1Q84: Buch 3
Aomame beobachtet haben?, wollte der Vorgesetzte wissen.
»Nein, das wohl nicht«, sagte der Kahle. »Hätte er sie ausfindig gemacht, dann hätte er uns sofort benachrichtigt. Denn damit wäre sein Auftrag erfüllt gewesen. Ich vermute eher, dass er dort jemanden beobachtet hat, der ihn zu ihr führen oder vielleicht zu ihr führen würde. Einen anderen Zusammenhang kann ich mir nicht denken.«
Und während er diesen Jemand beobachtete, ist er selbst bemerkt worden.
»Wahrscheinlich«, sagte der Kahle. »Er war allein und ist in eine gefährliche Sache hineingeraten. Vielleicht hat er wichtige Beweise entdeckt, und das ist ihm nicht gut bekommen. Hätte er die Observierung in einem Team durchgeführt, dann hätte er Rückendeckung gehabt, und so etwas wäre nicht passiert.«
Du hast mit diesem Mann telefoniert. Glaubst du, es besteht Aussicht, dass wir uns mit Aomame treffen können?
»Das kann ich nicht vorhersagen. Aber wenn Aomame von sich aus nicht mit uns verhandeln will, können wir es wohl vergessen. Das habe ich aus den Andeutungen dieses Anrufers herausgehört. Das heißt, letztlich hängt alles davon ab, wie sie gestimmt ist.«
Man möchte meinen, sie müsste froh sein, dass wir die Sache mit dem Leader nicht krumm nehmen und sogar ihre Sicherheit garantieren.
»Trotzdem hat der Mann genauere Informationen verlangt. Warum wir Aomame treffen wollen. Warum wir Frieden mit ihnen schließen wollen. Und worüber wir konkret verhandeln wollen.«
Dass sie Informationen verlangen, heißt nichts anderes, als dass sie selbst nichts wissen.
»Genau. Andererseits wissen wir auch nichts über sie. Warum haben sie einen so raffinierten Plan ausgeheckt und sich solche Mühe gegeben, den Leader zu töten?«
Wie dem auch sei – während wir auf Antwort warten, müssen wir die Suche nach Aomame fortsetzen. Auch wenn wir damit jemandem auf den Schwanz treten.
Der Kahle zögerte einen Moment. »Wir sind straff und engmaschig organisiert. Wir haben genügend Leute und können effektiv und schnell handeln. Wir sind zielbewusst, haben eine hohe Moral und sind bereit, uns notfalls selbst zu opfern. Rein technisch gesehen sind wir nicht mehr als ein zusammengewürfelter Haufen von Amateuren. Wir haben keinerlei Spezialausbildung. Im Gegensatz zu uns sind die anderen absolute Profis. Sie verfügen über das notwendige Know-how, handeln kaltblütig und ohne zu zögern. Erfahrung scheinen sie auch zu haben. Wie Sie wissen, war Herr Ushikawa selbst nicht gerade ein Trottel.«
Wie gedenkt ihr die Suche nach Aomame fortzusetzen?

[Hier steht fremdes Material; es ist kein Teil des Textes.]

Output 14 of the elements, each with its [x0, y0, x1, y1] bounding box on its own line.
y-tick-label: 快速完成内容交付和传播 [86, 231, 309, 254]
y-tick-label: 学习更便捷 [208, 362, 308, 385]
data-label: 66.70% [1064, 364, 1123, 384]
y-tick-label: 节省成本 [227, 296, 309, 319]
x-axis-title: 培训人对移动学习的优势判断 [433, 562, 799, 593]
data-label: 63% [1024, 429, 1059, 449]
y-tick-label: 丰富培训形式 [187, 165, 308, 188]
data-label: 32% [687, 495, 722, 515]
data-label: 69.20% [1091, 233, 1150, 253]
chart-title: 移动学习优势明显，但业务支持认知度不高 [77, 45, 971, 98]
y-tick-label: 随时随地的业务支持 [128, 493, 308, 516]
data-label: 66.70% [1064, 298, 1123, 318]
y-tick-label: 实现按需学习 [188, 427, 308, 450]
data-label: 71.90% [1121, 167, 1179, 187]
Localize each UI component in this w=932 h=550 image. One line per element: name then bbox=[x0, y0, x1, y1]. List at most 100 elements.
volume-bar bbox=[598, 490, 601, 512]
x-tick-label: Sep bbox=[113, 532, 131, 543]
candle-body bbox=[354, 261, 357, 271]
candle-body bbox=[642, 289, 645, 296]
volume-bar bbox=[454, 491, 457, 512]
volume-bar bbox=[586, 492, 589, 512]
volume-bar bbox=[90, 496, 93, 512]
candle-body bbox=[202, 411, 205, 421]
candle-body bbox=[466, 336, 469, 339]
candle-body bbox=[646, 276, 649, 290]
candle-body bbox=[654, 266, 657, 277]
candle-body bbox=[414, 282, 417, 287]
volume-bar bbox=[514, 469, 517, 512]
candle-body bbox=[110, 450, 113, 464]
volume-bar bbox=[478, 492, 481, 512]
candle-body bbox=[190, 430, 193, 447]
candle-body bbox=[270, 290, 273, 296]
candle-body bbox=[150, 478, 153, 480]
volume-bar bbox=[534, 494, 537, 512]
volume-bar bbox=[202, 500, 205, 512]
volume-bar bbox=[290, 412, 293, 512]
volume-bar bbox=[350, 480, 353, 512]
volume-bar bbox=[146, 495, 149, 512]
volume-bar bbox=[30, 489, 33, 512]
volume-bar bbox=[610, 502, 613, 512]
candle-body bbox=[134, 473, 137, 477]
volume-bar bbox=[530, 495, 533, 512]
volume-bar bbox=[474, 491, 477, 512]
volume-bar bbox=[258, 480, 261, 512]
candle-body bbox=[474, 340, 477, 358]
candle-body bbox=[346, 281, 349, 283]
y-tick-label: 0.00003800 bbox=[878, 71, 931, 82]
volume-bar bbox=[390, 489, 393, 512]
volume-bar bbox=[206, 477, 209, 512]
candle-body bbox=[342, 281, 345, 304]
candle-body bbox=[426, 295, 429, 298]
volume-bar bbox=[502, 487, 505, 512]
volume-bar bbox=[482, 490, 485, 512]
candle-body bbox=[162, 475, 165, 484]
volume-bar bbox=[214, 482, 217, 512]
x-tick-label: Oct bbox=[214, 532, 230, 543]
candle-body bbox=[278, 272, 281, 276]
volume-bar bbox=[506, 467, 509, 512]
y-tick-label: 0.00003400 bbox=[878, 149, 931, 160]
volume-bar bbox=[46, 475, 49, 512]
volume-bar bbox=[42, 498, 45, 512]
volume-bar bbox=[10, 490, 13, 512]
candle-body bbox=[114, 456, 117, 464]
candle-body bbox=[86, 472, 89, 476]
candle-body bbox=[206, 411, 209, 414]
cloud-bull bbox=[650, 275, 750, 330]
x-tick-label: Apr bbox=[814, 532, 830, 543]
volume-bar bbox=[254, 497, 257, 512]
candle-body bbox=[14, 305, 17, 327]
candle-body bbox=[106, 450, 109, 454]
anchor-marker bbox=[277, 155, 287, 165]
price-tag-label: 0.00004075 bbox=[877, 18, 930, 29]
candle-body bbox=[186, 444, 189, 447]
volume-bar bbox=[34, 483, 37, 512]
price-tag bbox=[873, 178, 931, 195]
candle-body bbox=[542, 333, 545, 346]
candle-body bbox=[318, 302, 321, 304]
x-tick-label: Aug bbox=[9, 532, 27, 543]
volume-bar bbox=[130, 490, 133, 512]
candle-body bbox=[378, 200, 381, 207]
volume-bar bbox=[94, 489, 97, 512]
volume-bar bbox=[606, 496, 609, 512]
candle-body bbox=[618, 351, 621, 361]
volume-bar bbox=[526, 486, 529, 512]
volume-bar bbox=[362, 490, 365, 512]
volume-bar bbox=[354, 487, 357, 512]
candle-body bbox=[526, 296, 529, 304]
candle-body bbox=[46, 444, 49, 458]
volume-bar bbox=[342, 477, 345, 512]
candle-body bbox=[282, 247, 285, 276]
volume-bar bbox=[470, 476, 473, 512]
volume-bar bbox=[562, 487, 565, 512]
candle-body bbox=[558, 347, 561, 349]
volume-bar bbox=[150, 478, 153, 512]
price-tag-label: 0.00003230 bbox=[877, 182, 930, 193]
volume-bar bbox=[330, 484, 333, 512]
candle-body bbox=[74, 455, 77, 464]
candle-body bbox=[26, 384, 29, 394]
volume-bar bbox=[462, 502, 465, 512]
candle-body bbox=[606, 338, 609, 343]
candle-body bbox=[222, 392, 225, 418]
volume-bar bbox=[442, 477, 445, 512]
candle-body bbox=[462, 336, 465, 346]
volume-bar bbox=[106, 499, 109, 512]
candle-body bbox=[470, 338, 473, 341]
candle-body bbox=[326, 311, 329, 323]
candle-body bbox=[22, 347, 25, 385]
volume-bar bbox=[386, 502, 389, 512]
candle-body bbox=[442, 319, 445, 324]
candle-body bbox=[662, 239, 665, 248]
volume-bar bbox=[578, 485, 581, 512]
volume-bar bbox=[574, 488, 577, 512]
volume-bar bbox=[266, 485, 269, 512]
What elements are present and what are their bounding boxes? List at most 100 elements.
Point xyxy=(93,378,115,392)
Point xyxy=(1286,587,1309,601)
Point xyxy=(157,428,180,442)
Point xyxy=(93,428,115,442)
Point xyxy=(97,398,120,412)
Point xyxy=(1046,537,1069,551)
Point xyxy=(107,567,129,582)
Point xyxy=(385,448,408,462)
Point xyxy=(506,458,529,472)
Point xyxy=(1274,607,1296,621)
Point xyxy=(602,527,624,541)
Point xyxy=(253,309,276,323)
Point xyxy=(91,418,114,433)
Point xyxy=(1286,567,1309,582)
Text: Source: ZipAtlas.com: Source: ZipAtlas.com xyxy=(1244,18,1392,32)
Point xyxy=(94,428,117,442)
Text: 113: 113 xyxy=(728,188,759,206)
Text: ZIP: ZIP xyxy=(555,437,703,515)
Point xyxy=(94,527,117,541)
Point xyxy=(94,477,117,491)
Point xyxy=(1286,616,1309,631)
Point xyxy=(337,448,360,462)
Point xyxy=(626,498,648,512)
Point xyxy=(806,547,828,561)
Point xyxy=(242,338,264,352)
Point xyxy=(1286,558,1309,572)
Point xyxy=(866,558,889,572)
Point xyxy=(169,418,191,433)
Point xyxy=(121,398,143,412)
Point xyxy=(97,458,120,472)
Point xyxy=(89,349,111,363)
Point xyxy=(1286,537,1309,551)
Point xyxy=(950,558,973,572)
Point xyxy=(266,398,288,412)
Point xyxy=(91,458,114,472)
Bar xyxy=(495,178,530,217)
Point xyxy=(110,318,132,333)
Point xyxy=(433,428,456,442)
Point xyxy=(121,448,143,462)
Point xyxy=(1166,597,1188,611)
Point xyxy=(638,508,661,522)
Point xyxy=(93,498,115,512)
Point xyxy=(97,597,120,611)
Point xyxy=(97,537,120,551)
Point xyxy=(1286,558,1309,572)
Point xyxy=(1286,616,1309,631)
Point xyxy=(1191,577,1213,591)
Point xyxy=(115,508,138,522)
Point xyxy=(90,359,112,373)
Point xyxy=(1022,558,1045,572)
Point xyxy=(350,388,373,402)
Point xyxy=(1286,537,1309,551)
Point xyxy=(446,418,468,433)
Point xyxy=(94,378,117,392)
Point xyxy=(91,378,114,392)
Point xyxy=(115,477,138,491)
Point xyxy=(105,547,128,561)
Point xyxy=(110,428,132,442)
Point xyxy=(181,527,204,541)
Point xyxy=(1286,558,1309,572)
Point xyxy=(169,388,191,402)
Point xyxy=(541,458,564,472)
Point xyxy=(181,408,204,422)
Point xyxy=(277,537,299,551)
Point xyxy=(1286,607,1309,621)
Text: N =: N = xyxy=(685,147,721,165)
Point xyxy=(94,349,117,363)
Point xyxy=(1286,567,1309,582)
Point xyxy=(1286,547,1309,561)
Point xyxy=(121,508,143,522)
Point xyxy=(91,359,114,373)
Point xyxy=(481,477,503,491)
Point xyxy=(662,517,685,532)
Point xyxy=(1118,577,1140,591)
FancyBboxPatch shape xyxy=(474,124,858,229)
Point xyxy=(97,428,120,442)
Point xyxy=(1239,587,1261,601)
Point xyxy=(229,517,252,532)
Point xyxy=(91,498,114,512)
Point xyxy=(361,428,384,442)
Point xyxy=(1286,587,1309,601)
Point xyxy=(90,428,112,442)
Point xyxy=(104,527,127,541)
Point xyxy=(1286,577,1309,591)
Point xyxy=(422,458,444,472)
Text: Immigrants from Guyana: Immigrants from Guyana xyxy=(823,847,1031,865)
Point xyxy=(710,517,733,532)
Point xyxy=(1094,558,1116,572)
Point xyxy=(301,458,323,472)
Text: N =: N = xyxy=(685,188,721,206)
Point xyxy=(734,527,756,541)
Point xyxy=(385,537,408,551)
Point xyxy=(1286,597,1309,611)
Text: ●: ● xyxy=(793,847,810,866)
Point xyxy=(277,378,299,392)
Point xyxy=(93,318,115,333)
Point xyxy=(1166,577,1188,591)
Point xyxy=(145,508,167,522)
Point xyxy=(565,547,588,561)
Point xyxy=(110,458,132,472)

»Am erfolgversprechendsten scheint mir, die Spur weiterzuverfolgen, die Herr Ushikawa gefunden hat. Was immer es ist.«
Das heißt, wir haben keine eigenen Hinweise?
»So ist es«, gab der Kahle zu.
Ganz gleich, wie gefährlich es ist und welche Opfer es kostet, wir müssen diese Frau namens Aomame finden und in unsere Gewalt bringen . So schnell wie möglich.
»Das ist ein Auftrag der Stimmen, nicht wahr?«, erwiderte der Kahle. »Aomame in unsere Gewalt zu bringen , ganz gleich unter welchen Opfern und so schnell wie möglich.«
Sein Vorgesetzter antwortete nicht darauf. Mitglieder auf der Ebene des Kahlen erhielten keine weitergehenden Informationen. Er gehörte nicht zur Führungsriege, sondern war der Chef des Sicherheitsdienstes und damit nur ein ausführendes Organ. Aber der Kahle wusste Bescheid. Dies war die letzte Offenbarung, die sie gewährt hatten, und vielleicht die letzte »Stimme«, die die Priesterinnen gehört hatten.
Als der Kahle in dem ausgekühlten Raum vor Ushikawas Leiche auf und ab ging, flirrte ihm plötzlich etwas durch den Kopf. Er blieb wie angewurzelt stehen, zog die Brauen zusammen und versuchte dieses Etwas zu fassen zu kriegen. Als er stehenblieb, veränderte der Pferdeschwanz an der Tür ein wenig seine Haltung. Er atmete aus und verlagerte sein Gewicht ganz leicht von einem Bein auf das andere.
Koenji, dachte der Kahle. Wieder runzelte er die Stirn und grub auf dem dunklen Grund seines Gedächtnisses. Langsam und vorsichtig begann er einen dünnen Faden einzuholen. Irgendjemand, der mit dieser Sache etwas zu tun hatte, wohnte doch in Koenji. Wer war das nur?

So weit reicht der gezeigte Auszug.